Comme tous les lundis, Karine Mialon va faire ses courses. Mais ce 16 mars 2020 est loin d'être comme les autres... Le mot « confinement » est dans toutes les bouches, le Coronavirus fait rage, de nombreux Français se ruent dans les supermarchés, en quête de provisions. Une queue démesurée s'étend sur plusieurs dizaines de mètres devant l'entrée du magasin Auchan de Dardilly, près de Lyon. Amassés, « les clients ne respectent pas les mesures barrières imposées par le gouvernement », constate Karine. Atteinte de problèmes pulmonaires et neurologiques, cette informaticienne ne peut rester debout très longtemps. Elle s'approche, « à plus d'un mètre », des agents de sécurité et présente sa carte mobilité inclusion qui comporte la mention « priorité » et fait donc office de « coupe-file »... en temps normal. « Compte-tenu des circonstances actuelles et de la foule, personne n'est prioritaire », lui rétorquent-ils. Un premier refus « catégorique » mais pas le dernier...
Panique générale
Désabusée et un brin humiliée, Karine « ne sourcille pas » et tente sa chance, quelques heures plus tard, au Carrefour d'Ecully (Rhône). Même réponse : « impossible ». « Choquée », elle demande à parler à un responsable qui décline, à son tour, sa demande au motif que cette situation a créé une esclandre le matin-même. « Ce n'est pas à moi d'en payer le prix, vous n'avez qu'à embaucher plus de vigiles pour faire respecter les règles », répond la jeune femme au salarié « bien remonté ». Karine capitule. « En ce moment, c'est la panique générale. Les gens ne veulent pas que l'on passe devant eux par peur que l'on prenne le dernier paquet de pâtes ou l'ultime rouleau de papier toilette... », se désespère-t-elle. Le lendemain, elle se rend chez Grand Frais, bien décidée à faire appliquer la loi. Bingo ! « Les quelques personnes qui faisaient la queue m'ont proposé, eux-mêmes, de me laisser passer, après m'avoir vue stationner sur la place handicapé », se réjouit Karine. De retour chez elle, elle interpelle la secrétaire d'Etat au Handicap, Sophie Cluzel, sur Twitter, sans réponse.
Un acte « surprenant » et « anormal »
Contactés par nos soins, le secrétariat d'Etat a répondu que cette situation était absolument « anormale », tandis que le coordinateur sécurité du premier magasin assure ne pas avoir eu vent de cet incident et se dit « surpris » car les consignes reçues sont « radicalement opposées ». « Nous avons reçu l'ordre de laisser passer les personnes handicapées en priorité et même de les accompagner jusqu'à l'entrée du magasin pour qu'elles puissent accéder à la surface de vente », précise-t-il.

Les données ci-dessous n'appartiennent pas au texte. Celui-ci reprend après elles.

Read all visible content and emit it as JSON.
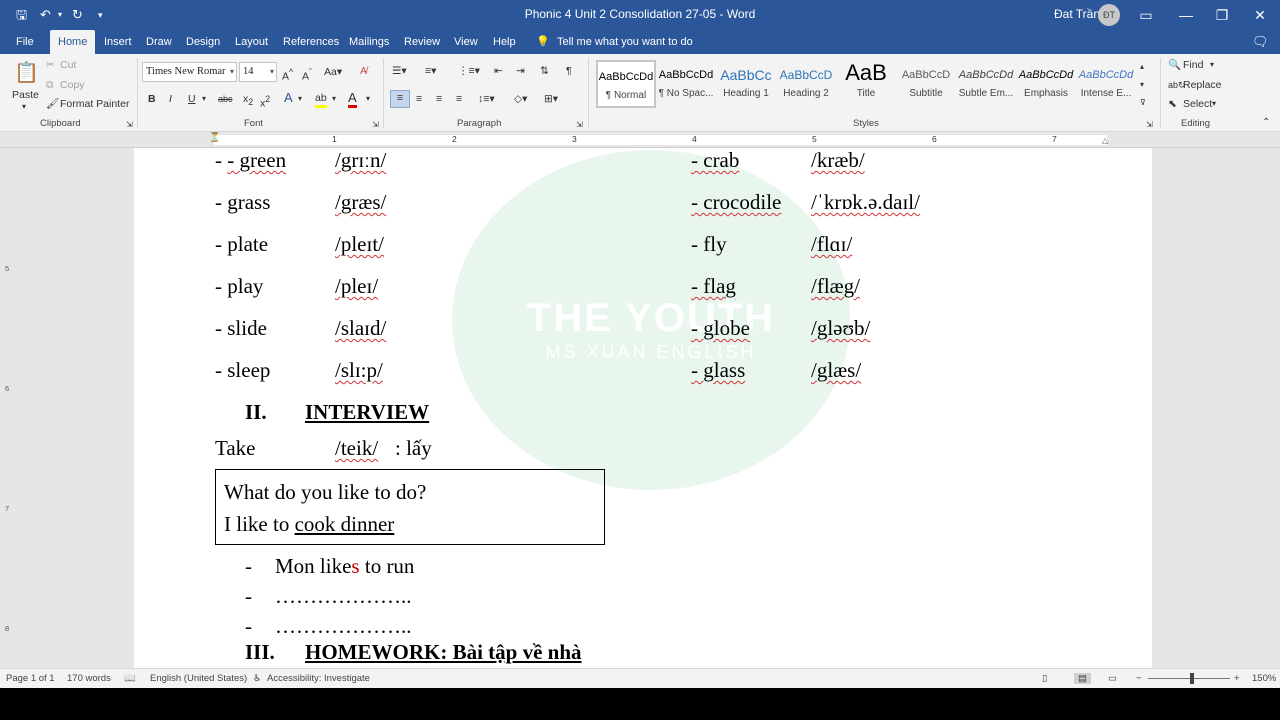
{
  "app": {
    "title": "Phonic 4 Unit 2 Consolidation 27-05  -  Word",
    "user_name": "Đat Trần",
    "user_initials": "ĐT"
  },
  "tabs": [
    "File",
    "Home",
    "Insert",
    "Draw",
    "Design",
    "Layout",
    "References",
    "Mailings",
    "Review",
    "View",
    "Help"
  ],
  "tell_me": "Tell me what you want to do",
  "ribbon": {
    "clipboard": {
      "paste": "Paste",
      "cut": "Cut",
      "copy": "Copy",
      "format_painter": "Format Painter",
      "label": "Clipboard"
    },
    "font": {
      "name": "Times New Romar",
      "size": "14",
      "label": "Font"
    },
    "paragraph": {
      "label": "Paragraph"
    },
    "styles": {
      "label": "Styles",
      "items": [
        {
          "sample": "AaBbCcDd",
          "name": "¶ Normal"
        },
        {
          "sample": "AaBbCcDd",
          "name": "¶ No Spac..."
        },
        {
          "sample": "AaBbCc",
          "name": "Heading 1"
        },
        {
          "sample": "AaBbCcD",
          "name": "Heading 2"
        },
        {
          "sample": "AaB",
          "name": "Title"
        },
        {
          "sample": "AaBbCcD",
          "name": "Subtitle"
        },
        {
          "sample": "AaBbCcDd",
          "name": "Subtle Em..."
        },
        {
          "sample": "AaBbCcDd",
          "name": "Emphasis"
        },
        {
          "sample": "AaBbCcDd",
          "name": "Intense E..."
        }
      ]
    },
    "editing": {
      "find": "Find",
      "replace": "Replace",
      "select": "Select",
      "label": "Editing"
    }
  },
  "document": {
    "vocab_left": [
      {
        "word": "- green",
        "ipa": "/grɪːn/"
      },
      {
        "word": "- grass",
        "ipa": "/græs/"
      },
      {
        "word": "- plate",
        "ipa": "/pleɪt/"
      },
      {
        "word": "- play",
        "ipa": "/pleɪ/"
      },
      {
        "word": "- slide",
        "ipa": "/slaɪd/"
      },
      {
        "word": "- sleep",
        "ipa": "/slɪ:p/"
      }
    ],
    "vocab_right": [
      {
        "word": "- crab",
        "ipa": "/kræb/"
      },
      {
        "word": "- crocodile",
        "ipa": "/ˈkrɒk.ə.daɪl/"
      },
      {
        "word": "- fly",
        "ipa": "/flɑɪ/"
      },
      {
        "word": "- flag",
        "ipa": "/flæg/"
      },
      {
        "word": "- globe",
        "ipa": "/gləʊb/"
      },
      {
        "word": "- glass",
        "ipa": "/glæs/"
      }
    ],
    "section2_num": "II.",
    "section2_title": "INTERVIEW",
    "take_word": "Take",
    "take_ipa": "/teik/",
    "take_meaning": ": lấy",
    "box_line1": "What do you like to do?",
    "box_line2_prefix": "I like to ",
    "box_line2_underlined": "cook dinner",
    "bullet1_a": "Mon like",
    "bullet1_s": "s",
    "bullet1_b": " to run",
    "bullet_dash": "-",
    "bullet_dots": "………………..",
    "section3_num": "III.",
    "section3_title": "HOMEWORK: Bài tập về nhà",
    "watermark_title": "THE YOUTH",
    "watermark_sub": "MS XUAN ENGLISH"
  },
  "status": {
    "page": "Page 1 of 1",
    "words": "170 words",
    "language": "English (United States)",
    "accessibility": "Accessibility: Investigate",
    "zoom": "150%"
  },
  "ruler_numbers": [
    "1",
    "2",
    "3",
    "4",
    "5",
    "6",
    "7"
  ],
  "vruler_numbers": [
    "5",
    "6",
    "7",
    "8"
  ],
  "colors": {
    "accent": "#2b579a",
    "ribbon": "#f3f3f3",
    "spell": "#d13438"
  }
}
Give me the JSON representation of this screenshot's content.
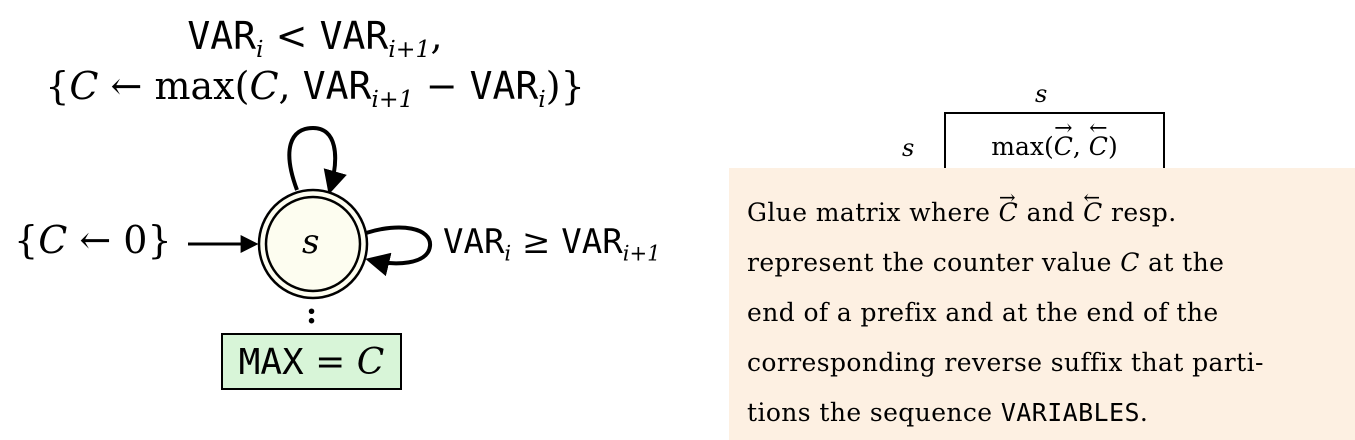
{
  "automaton": {
    "loop_guard": {
      "var": "VAR",
      "op": "<",
      "sub_i": "i",
      "sub_i1": "i+1",
      "suffix": ","
    },
    "loop_action": {
      "open": "{",
      "lhs": "C",
      "arrow": "←",
      "fn": "max(",
      "arg1": "C",
      "comma": ",",
      "var": "VAR",
      "sub_i1": "i+1",
      "minus": "−",
      "sub_i": "i",
      "close": ")}"
    },
    "init": {
      "open": "{",
      "lhs": "C",
      "arrow": "←",
      "value": "0",
      "close": "}"
    },
    "state": {
      "name": "s"
    },
    "self_loop_right": {
      "var": "VAR",
      "op": "≥",
      "sub_i": "i",
      "sub_i1": "i+1"
    },
    "final_dots": ":",
    "final": {
      "var": "MAX",
      "eq": "=",
      "value": "C"
    }
  },
  "glue_matrix": {
    "col_label": "s",
    "row_label": "s",
    "cell": {
      "fn": "max(",
      "arg1": "C",
      "arg1_arrow": "→",
      "comma": ",",
      "arg2": "C",
      "arg2_arrow": "←",
      "close": ")"
    }
  },
  "caption": {
    "line1_a": "Glue matrix where",
    "line1_c1": "C",
    "line1_b": "and",
    "line1_c2": "C",
    "line1_c": "resp.",
    "line2_a": "represent the counter value",
    "line2_c": "C",
    "line2_b": "at the",
    "line3": "end of a prefix and at the end of the",
    "line4": "corresponding reverse suffix that parti-",
    "line5_a": "tions the sequence",
    "line5_var": "VARIABLES",
    "line5_b": "."
  },
  "colors": {
    "state_fill": "#fdfdf0",
    "final_fill": "#d8f5d8",
    "caption_bg": "#fdf0e2"
  }
}
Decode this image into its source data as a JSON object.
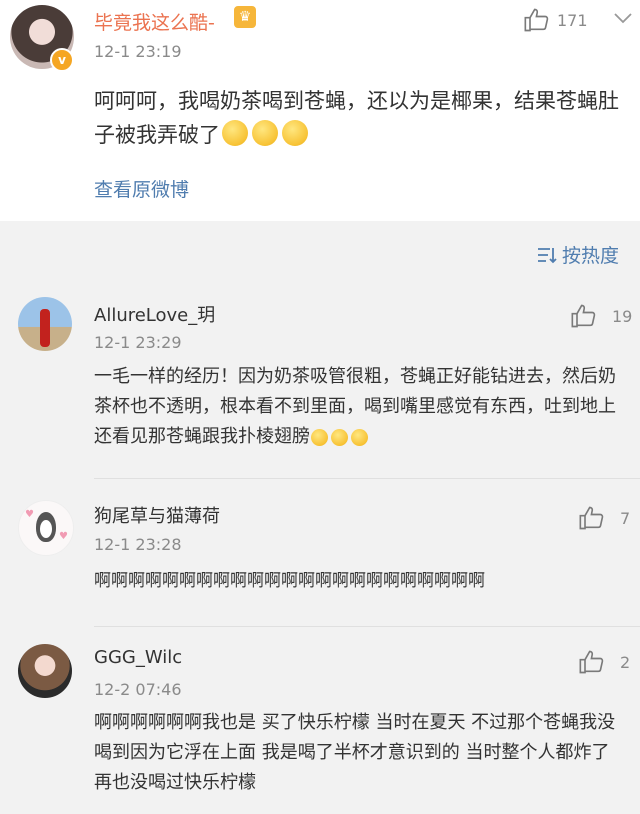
{
  "post": {
    "username": "毕竟我这么酷-",
    "badge_icon": "crown-icon",
    "time": "12-1 23:19",
    "likes": "171",
    "text": "呵呵呵，我喝奶茶喝到苍蝇，还以为是椰果，结果苍蝇肚子被我弄破了",
    "view_original": "查看原微博"
  },
  "sort": {
    "label": "按热度"
  },
  "comments": [
    {
      "name": "AllureLove_玥",
      "time": "12-1 23:29",
      "likes": "19",
      "text": "一毛一样的经历！因为奶茶吸管很粗，苍蝇正好能钻进去，然后奶茶杯也不透明，根本看不到里面，喝到嘴里感觉有东西，吐到地上还看见那苍蝇跟我扑棱翅膀"
    },
    {
      "name": "狗尾草与猫薄荷",
      "time": "12-1 23:28",
      "likes": "7",
      "text": "啊啊啊啊啊啊啊啊啊啊啊啊啊啊啊啊啊啊啊啊啊啊啊"
    },
    {
      "name": "GGG_Wilc",
      "time": "12-2 07:46",
      "likes": "2",
      "text": "啊啊啊啊啊啊我也是 买了快乐柠檬 当时在夏天 不过那个苍蝇我没喝到因为它浮在上面 我是喝了半杯才意识到的 当时整个人都炸了 再也没喝过快乐柠檬"
    }
  ],
  "colors": {
    "name_orange": "#eb7350",
    "link_blue": "#507daf",
    "gray": "#8a8a8a"
  }
}
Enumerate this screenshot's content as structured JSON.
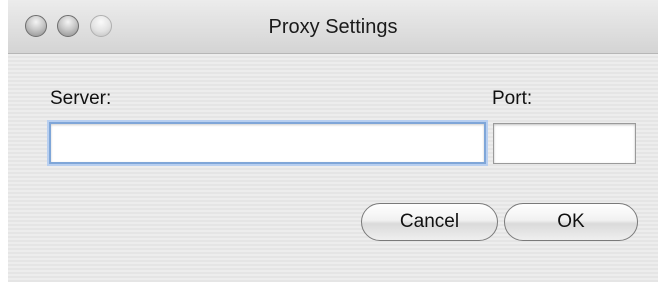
{
  "window": {
    "title": "Proxy Settings"
  },
  "traffic_lights": {
    "close_icon": "close-icon",
    "minimize_icon": "minimize-icon",
    "zoom_icon": "zoom-icon"
  },
  "form": {
    "server_label": "Server:",
    "server_value": "",
    "port_label": "Port:",
    "port_value": ""
  },
  "buttons": {
    "cancel_label": "Cancel",
    "ok_label": "OK"
  }
}
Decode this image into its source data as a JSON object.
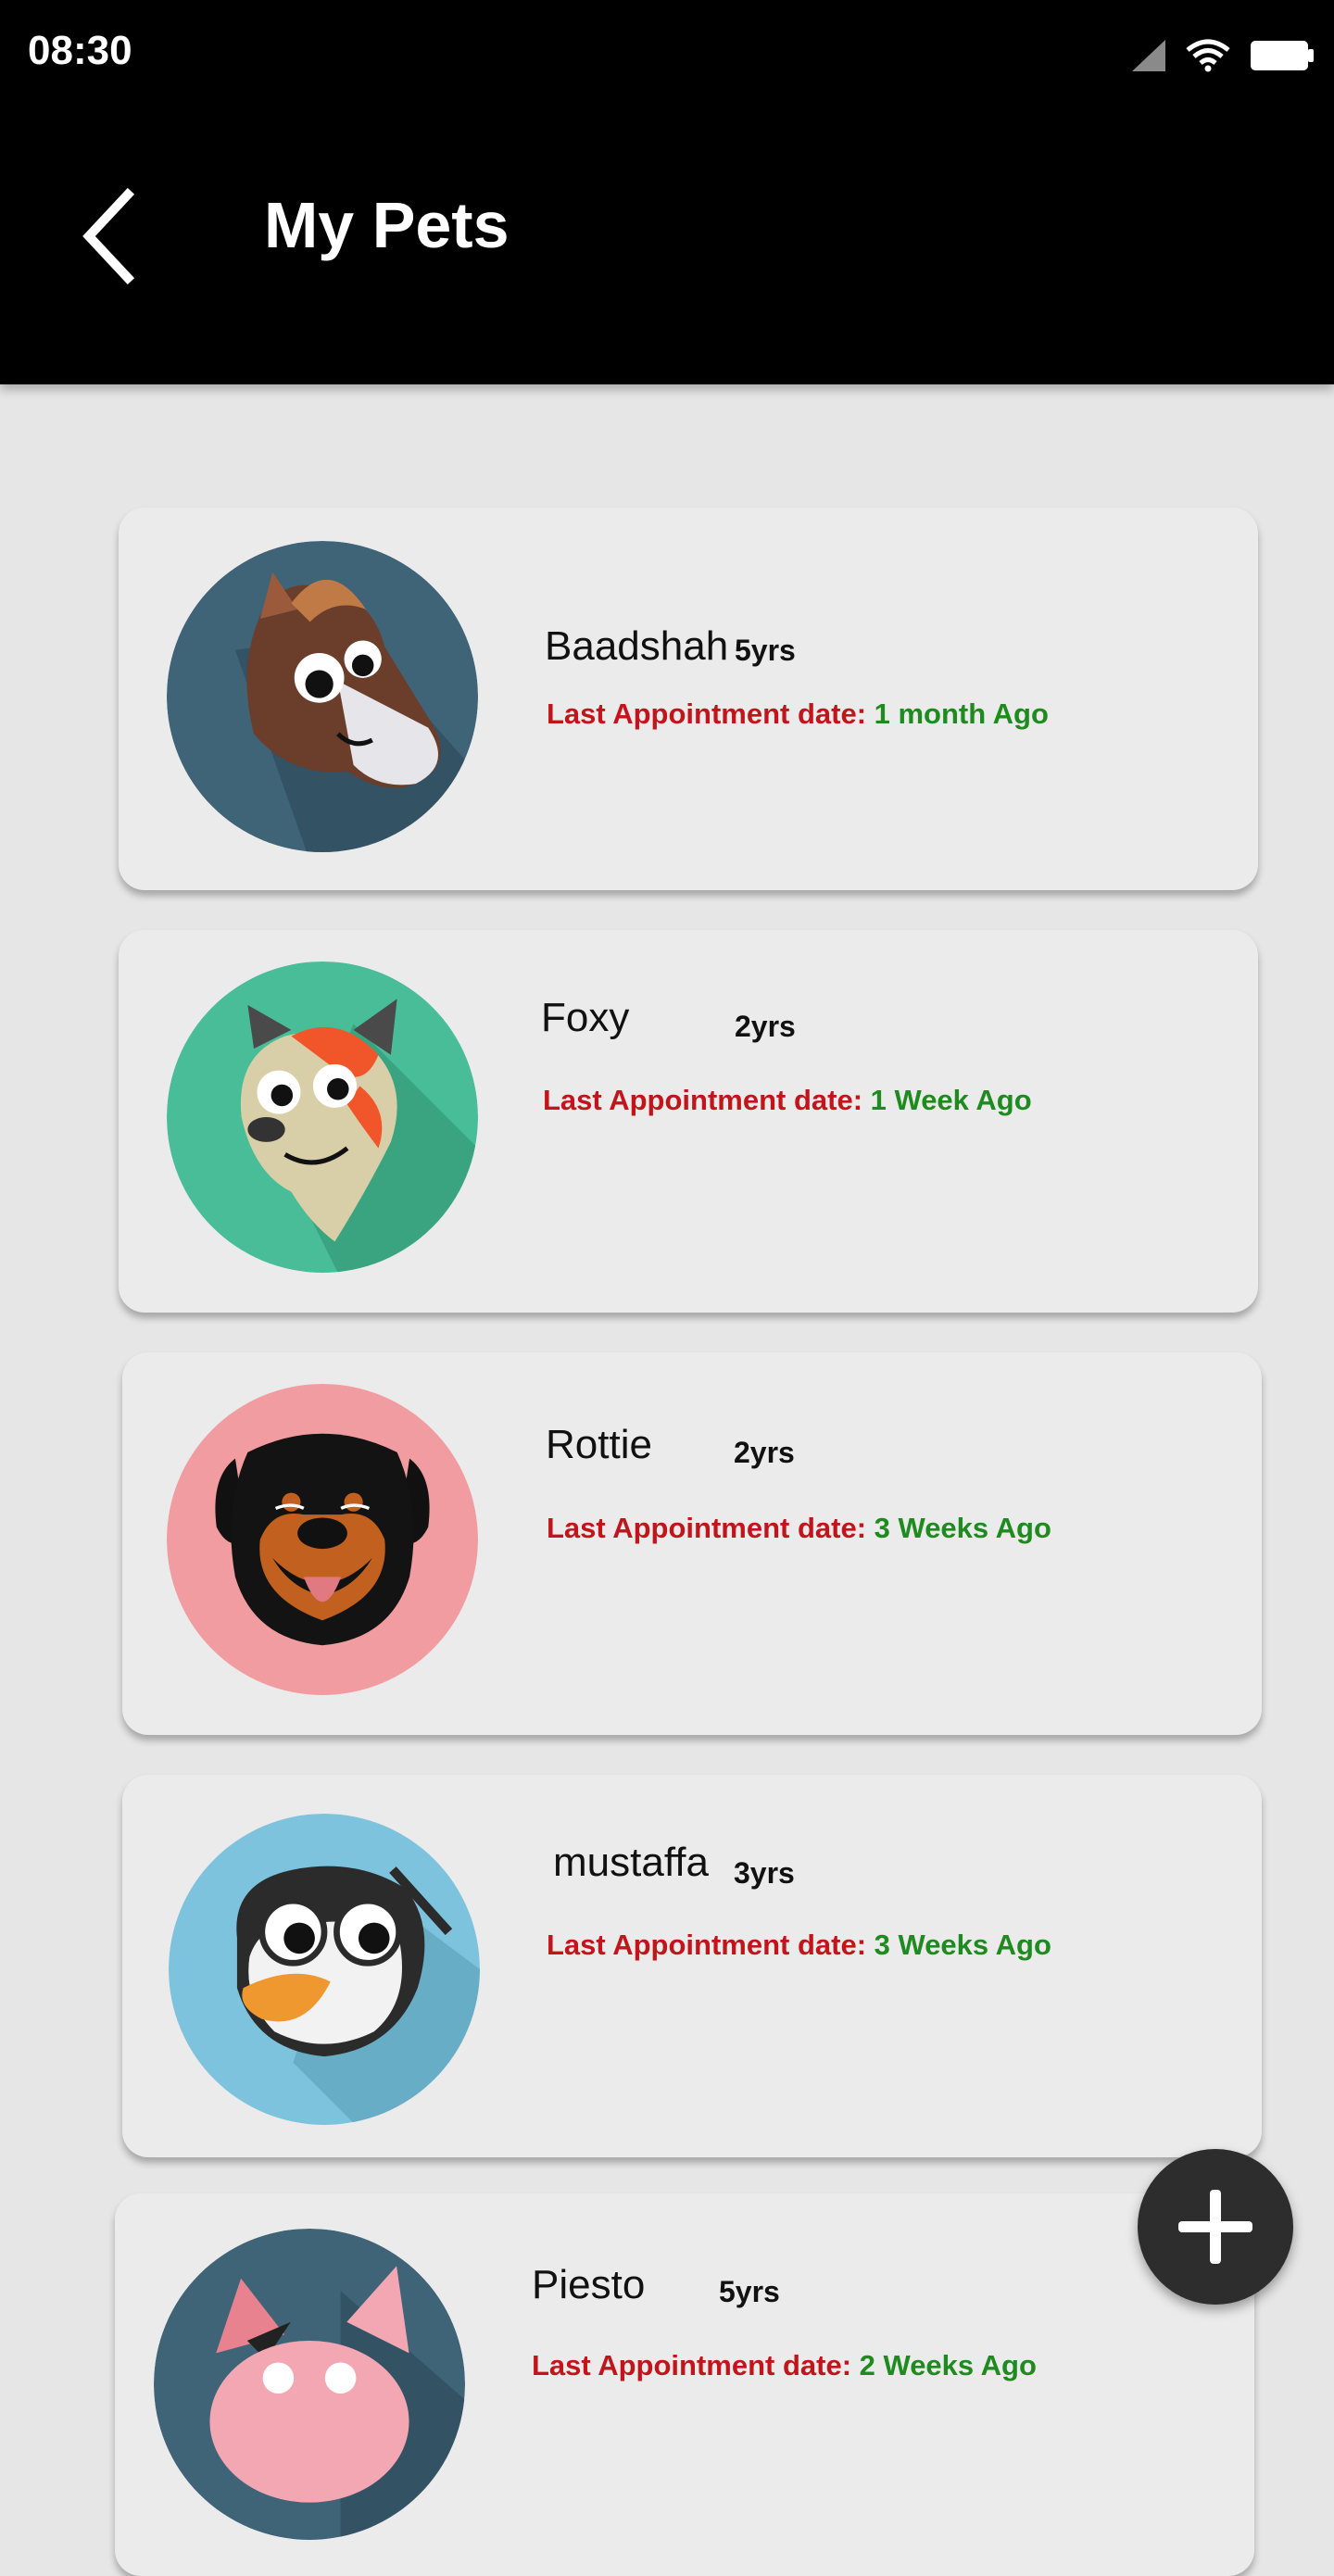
{
  "status_bar": {
    "time": "08:30",
    "icons": [
      "cell-signal-icon",
      "wifi-icon",
      "battery-icon"
    ]
  },
  "app_bar": {
    "title": "My Pets",
    "back_icon": "back-arrow-icon"
  },
  "colors": {
    "label_red": "#c2151b",
    "value_green": "#1f8a1f",
    "fab": "#2d2d2d"
  },
  "pets": [
    {
      "name": "Baadshah",
      "age": "5yrs",
      "appointment_label": "Last Appointment date:",
      "appointment_value": "1 month Ago",
      "avatar": "horse-avatar",
      "avatar_color": "#3f6377"
    },
    {
      "name": "Foxy",
      "age": "2yrs",
      "appointment_label": "Last Appointment date:",
      "appointment_value": "1 Week Ago",
      "avatar": "fox-avatar",
      "avatar_color": "#48bd98"
    },
    {
      "name": "Rottie",
      "age": "2yrs",
      "appointment_label": "Last Appointment date:",
      "appointment_value": "3 Weeks Ago",
      "avatar": "rottweiler-avatar",
      "avatar_color": "#f09ca0"
    },
    {
      "name": "mustaffa",
      "age": "3yrs",
      "appointment_label": "Last Appointment date:",
      "appointment_value": "3 Weeks Ago",
      "avatar": "penguin-avatar",
      "avatar_color": "#7ec3dd"
    },
    {
      "name": "Piesto",
      "age": "5yrs",
      "appointment_label": "Last Appointment date:",
      "appointment_value": "2 Weeks Ago",
      "avatar": "pig-avatar",
      "avatar_color": "#3f6377"
    }
  ],
  "fab": {
    "icon": "plus-icon"
  }
}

Même « étonnement » de la part de l'équipe de Carrefour. « Je suis moi-même resté plusieurs heures à l'entrée du magasin et nous faisions passer les personnes âgées, handicapées et mêmes celles qui semblaient très fatiguées, en priorité », assure le contrôleur de gestion, réquisitionné pour gérer l'afflux massif de clients, qui se dit « offusqué » par cet incident. « Ça me peine parce que c'est déjà suffisamment difficile d'avoir un handicap, quel qu'il soit, donc je ne comprends pas que l'on refuse une aide auxquelles les personnes concernées ont droit », ajoute-t-il avant de promettre d'en « parler aux équipes et de les sensibiliser davantage au handicap, notamment invisible ».
Des horaires réservés
Pour éviter ce type d'incidents, certaines enseignes, en France comme dans d'autres pays, ont mis en place des horaires réservés aux personnes fragiles (âgées, handicapées, femmes enceintes), mais le plus souvent le matin entre 7h30 et 8h30. Une « bonne option » selon Karine Mialon, à condition de proposer des horaires « appropriés ». « Je ne peux pas m'absenter à n'importe quelle heure, même en télétravail », explique-t-elle. En Angleterre, par exemple, parce que les réseaux de livraison à domicile sont saturés et ne peuvent pas proposer de créneaux avant 3 à 4 semaines, l'enseigne Sainsbury's va aussi donner un accès prioritaires à ces publics.
« Depuis le 17 mars à 14h, la cohue s'est dissipée, tout est rentré dans l'ordre », indiquent les responsables des deux magasins contactés. Jusqu'à la prochaine car, dans certaines villes, les queues continuent de s'allonger... Il faudra alors garder en mémoire que, même en temps de crise, les règles de priorité et les droits des personnes en situation doivent être respectés.